More importantly, the HGP has gifted the science world a precious legacy - the HGP Spirit of “Needed by All, Owned by All, Done by All, and Shared by All” proposed by the Chinese scientists and endorsed by the HGP community. This spirit has nurtured a culture of collaboration for later international cooperation and the future generation of scientists. The International HapMap Project, the International 1000 Genome Project, the International Cancer Genome Project, the Global BioGenome Project, and dozens of other internationally collaborative projects were guided by the HGP Spirit.


Part 3 The Next 21 Years

What does it look like in the next 21 years? Though there is yet to have a concrete answer to this question (or perhaps there will not be one), it will not hurt to make predictions from where we stand today.

Accessible genome sequencing will fundamentally change our social system. With the dropping price of personal genome sequencing, soon we will be able to sequence everyone and have it as an essential social service, like issuing a citizen ID. And this – sequencing all human beings - will become the biggest biological, social, and technical project in human history.

The data, or Personal Digital Genomes will be stored in a secured data center or bio-information center permanently as non-renewable precious biomedical information. Together with Digital Healthcare System and Digital Life System, we can manage our health and life condition throughout the whole life cycle. 

The creation and adoption of this project will change the current biomedical research, healthcare system and even changes the integration of medical insurance, social insurance, life insurance, pension, and nursing care.

With the data in hand, the scientific research will no longer take ten or one hundred people as samples, but 10,000 or one million. Also, medical research will not take disease diagnosis as the starting point but based on preclinical symptoms and health assessment.

Inspired by the HGP, scientists were set to explore a more prominent target – our planet earth. Together with BGI, scientists from multiple countries join to initiate the Earth BioGenome Project. Launched on November 1, 2018, this project aims to sequence and catalog the genomes of all of earth's currently described eukaryotic species over ten years. 

With all the animals, plants, microorganisms, fungi, and people on the earth are sequenced, our knowledge of zoonotic diseases (such as SARS, hydatid disease, etc.), gene "drift" between plants and soil, and more will never be the same. Humans will be able to review ourselves in a broader spectrum and digitally connect with every organism to form the “Internet of Lives”.

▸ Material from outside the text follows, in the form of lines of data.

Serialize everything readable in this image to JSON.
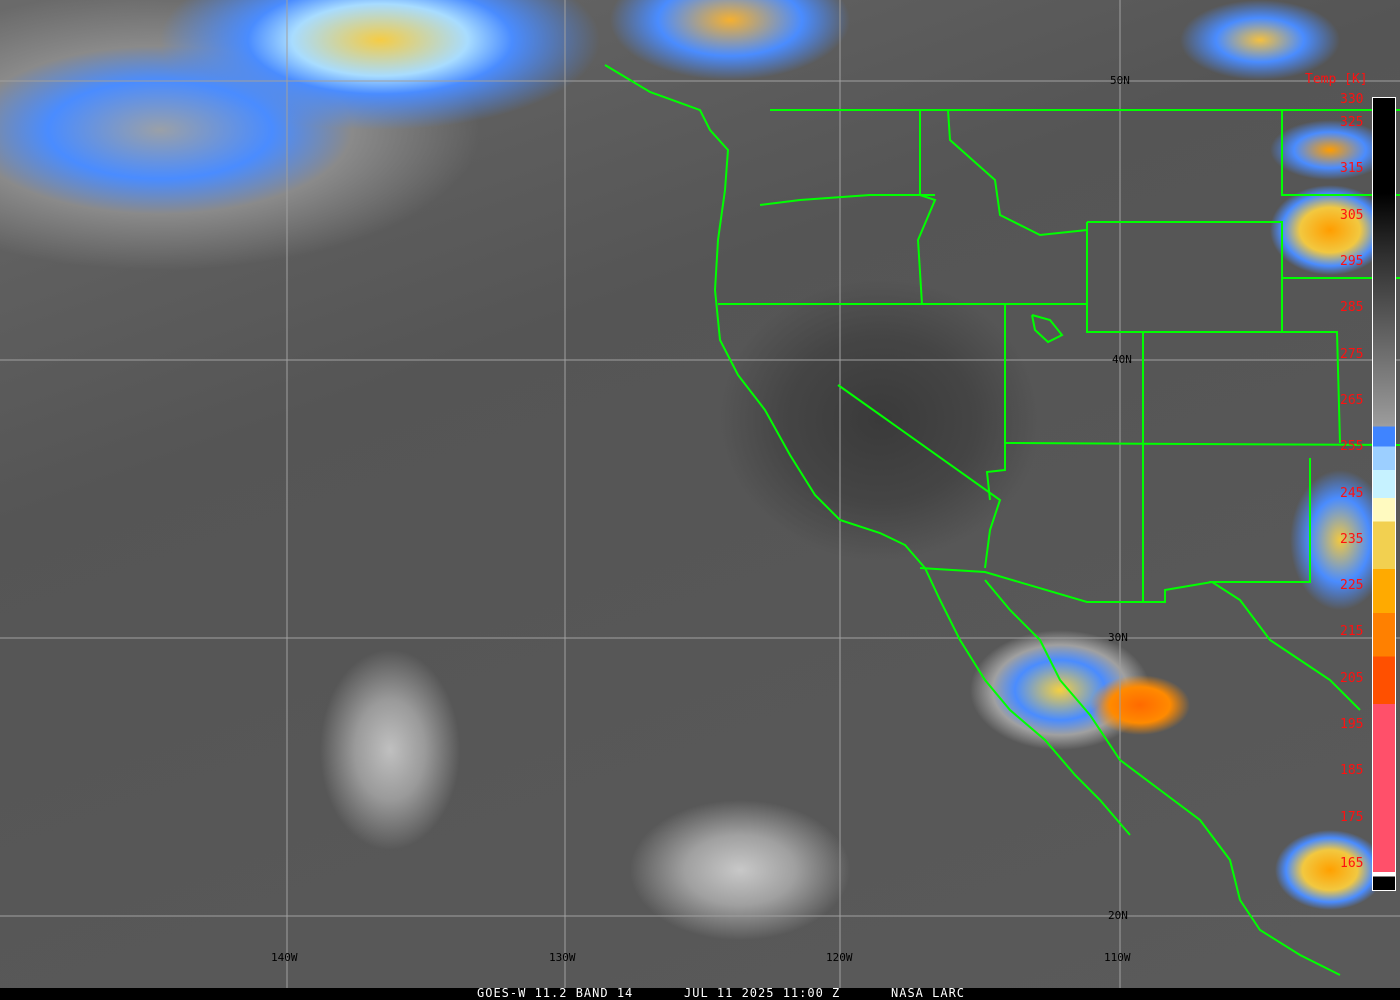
{
  "footer": {
    "satellite": "GOES-W 11.2 BAND 14",
    "datetime": "JUL 11 2025 11:00 Z",
    "credit": "NASA LARC"
  },
  "grid": {
    "lat_labels": [
      "50N",
      "40N",
      "30N",
      "20N"
    ],
    "lon_labels": [
      "140W",
      "130W",
      "120W",
      "110W"
    ]
  },
  "colorbar": {
    "title": "Temp [K]",
    "ticks": [
      "330",
      "325",
      "315",
      "305",
      "295",
      "285",
      "275",
      "265",
      "255",
      "245",
      "235",
      "225",
      "215",
      "205",
      "195",
      "185",
      "175",
      "165"
    ],
    "range_k": [
      165,
      330
    ]
  },
  "colors": {
    "border_lines": "#00ff00",
    "grid_lines": "#a0a0a0",
    "tick_text": "#ff1010"
  }
}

HGP is the end of a beginning. It waged a conquest to the unknown and started a voyage to the promised land, where “our children's children will know the term cancer only as a constellation of stars.”


“In coming years, doctors increasingly will be able to cure diseases like Alzheimer's, Parkinson's, diabetes and cancer by attacking their genetic roots … In fact, it is now conceivable that our children's children will know the term cancer only as a constellation of stars.”

- Bill Clinton, Draft of the Human Genome Sequence Announcement at the White House, June 26, 2000.